March 24, 2019

JBuilder 3: Building Java Apps Under Linux - page 6

Freely Available: JBuilder 3 Foundation for Linux

  • February 10, 2000
  • By Eric Foster-Johnson

Like most IDEs, JBuilder includes an integrated debugger. Turn on the debugging information setting to run the debugger after compiling code. This allows stepping through applications and helps track down problems.

An online tutorial helps you get started using the editor, UI designer, debugger and other modules.

A number of wizards dialogs that lead step-by-step through some tasks help speed up development. For example, the Project Wizard walks through the process of setting up a new project. Since JBuilder is built around a project-based organization, this can really help.
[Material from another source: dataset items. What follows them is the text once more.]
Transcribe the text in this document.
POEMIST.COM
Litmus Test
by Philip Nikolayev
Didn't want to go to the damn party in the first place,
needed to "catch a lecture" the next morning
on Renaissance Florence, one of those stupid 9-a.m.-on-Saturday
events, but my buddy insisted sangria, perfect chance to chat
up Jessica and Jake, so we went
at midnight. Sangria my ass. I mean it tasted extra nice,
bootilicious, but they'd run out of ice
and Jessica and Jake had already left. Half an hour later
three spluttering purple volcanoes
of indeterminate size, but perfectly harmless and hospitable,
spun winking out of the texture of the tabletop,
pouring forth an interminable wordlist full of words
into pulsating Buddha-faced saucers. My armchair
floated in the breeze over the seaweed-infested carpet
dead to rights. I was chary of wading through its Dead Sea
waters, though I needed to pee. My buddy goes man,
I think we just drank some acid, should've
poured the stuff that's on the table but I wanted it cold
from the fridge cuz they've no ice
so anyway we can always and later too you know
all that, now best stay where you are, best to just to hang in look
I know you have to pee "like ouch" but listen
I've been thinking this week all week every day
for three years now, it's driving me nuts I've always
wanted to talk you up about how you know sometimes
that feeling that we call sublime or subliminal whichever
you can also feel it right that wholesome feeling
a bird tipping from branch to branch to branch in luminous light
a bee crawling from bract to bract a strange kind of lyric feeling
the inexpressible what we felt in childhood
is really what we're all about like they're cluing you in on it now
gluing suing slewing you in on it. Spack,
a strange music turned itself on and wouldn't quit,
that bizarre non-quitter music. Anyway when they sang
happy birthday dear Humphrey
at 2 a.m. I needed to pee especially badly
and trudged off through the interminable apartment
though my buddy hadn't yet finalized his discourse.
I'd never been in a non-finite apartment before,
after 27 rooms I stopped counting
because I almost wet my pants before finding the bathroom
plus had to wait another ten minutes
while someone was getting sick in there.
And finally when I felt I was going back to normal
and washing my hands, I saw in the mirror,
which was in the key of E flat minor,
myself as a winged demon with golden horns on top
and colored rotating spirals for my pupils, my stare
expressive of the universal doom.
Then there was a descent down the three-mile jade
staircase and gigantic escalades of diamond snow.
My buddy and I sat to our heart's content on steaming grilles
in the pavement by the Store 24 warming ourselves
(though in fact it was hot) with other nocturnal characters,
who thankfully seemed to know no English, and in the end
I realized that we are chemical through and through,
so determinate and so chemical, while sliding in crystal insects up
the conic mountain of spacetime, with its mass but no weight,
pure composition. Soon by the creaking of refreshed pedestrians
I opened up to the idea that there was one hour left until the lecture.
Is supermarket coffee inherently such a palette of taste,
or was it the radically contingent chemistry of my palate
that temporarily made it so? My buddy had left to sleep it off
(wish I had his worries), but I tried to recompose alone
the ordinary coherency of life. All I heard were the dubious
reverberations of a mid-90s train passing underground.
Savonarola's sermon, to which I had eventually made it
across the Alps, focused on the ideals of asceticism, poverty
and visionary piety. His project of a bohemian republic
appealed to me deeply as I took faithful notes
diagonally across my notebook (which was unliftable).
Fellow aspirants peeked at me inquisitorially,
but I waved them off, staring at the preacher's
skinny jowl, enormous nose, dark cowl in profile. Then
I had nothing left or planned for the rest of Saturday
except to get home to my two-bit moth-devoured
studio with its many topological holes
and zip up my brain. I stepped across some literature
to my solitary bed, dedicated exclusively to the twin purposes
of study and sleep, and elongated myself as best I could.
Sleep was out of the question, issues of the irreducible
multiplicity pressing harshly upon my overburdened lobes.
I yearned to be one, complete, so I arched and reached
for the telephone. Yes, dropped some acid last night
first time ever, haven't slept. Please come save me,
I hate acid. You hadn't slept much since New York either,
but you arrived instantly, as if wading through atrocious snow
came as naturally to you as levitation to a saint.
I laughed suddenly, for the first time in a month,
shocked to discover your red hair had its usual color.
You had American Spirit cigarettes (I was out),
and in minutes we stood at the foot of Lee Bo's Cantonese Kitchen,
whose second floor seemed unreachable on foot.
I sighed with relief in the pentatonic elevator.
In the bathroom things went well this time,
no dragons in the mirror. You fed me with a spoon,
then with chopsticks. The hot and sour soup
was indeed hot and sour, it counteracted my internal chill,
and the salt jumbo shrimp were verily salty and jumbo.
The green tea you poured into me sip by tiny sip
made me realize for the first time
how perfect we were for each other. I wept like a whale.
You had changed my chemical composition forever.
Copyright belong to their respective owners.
An object gallery lists wizards available by object type, such as applications or applets. For example, Applet Wizard helps create applets. The wizard automates creating a shell applet Java source file as well as a shell HTML file to launch the applet.

You can customize a lot of JBuilder, including where the integrated text editor places the curly braces that begin a block. You can use the end of line style (often called Kernighan and Ritchie, or K&R style, named for the coding style used in their book, the C Programming Language). For example:

public void doMyStuff() {
    if (condition) {

You can also place the beginning curly brace on the next line, like so:

public void doMyStuff()
    if (condition)

A handy setting permits changing this on a project-by-project basis.

In addition to the per-project settings, there are also controls for the IDE application in general. For example, switch between the IBM Common User Access, or CUA, and emacs settings. While the online help lists all the key bindings for both settings, it never gets around to explaining what CUA is in the first place. (CUA was originally developed by IBM, but most people are familiar with it from Windows. CUA defines the very basics of how a graphical interface should behave. Motif applications and the OS/2 Presentation Manager also follow the CUA guidelines. The main aspect of CUA lies in the keyboard shortcuts, which are quite different from emacs. For example, with CUA, you use Ctrl-X for cut, Ctrl-C for copy, and Ctrl-V for paste, which originated in the Macintosh interface.)

I couldn't find how to switch the editor entirely to something like emacs. But then, if you really want to use emacs, you more than likely won't enjoy using an integrated development environment.

One thing I really liked in the editor was a set of code templates, which allow you to more quickly enter common Java patterns. For example, the try-catch block:

try { 
catch (Exception ex) { 

This code template places the cursor inside the try block, so you can just start typing. The neat thing about these templates is that you can alter them to suit your preferences.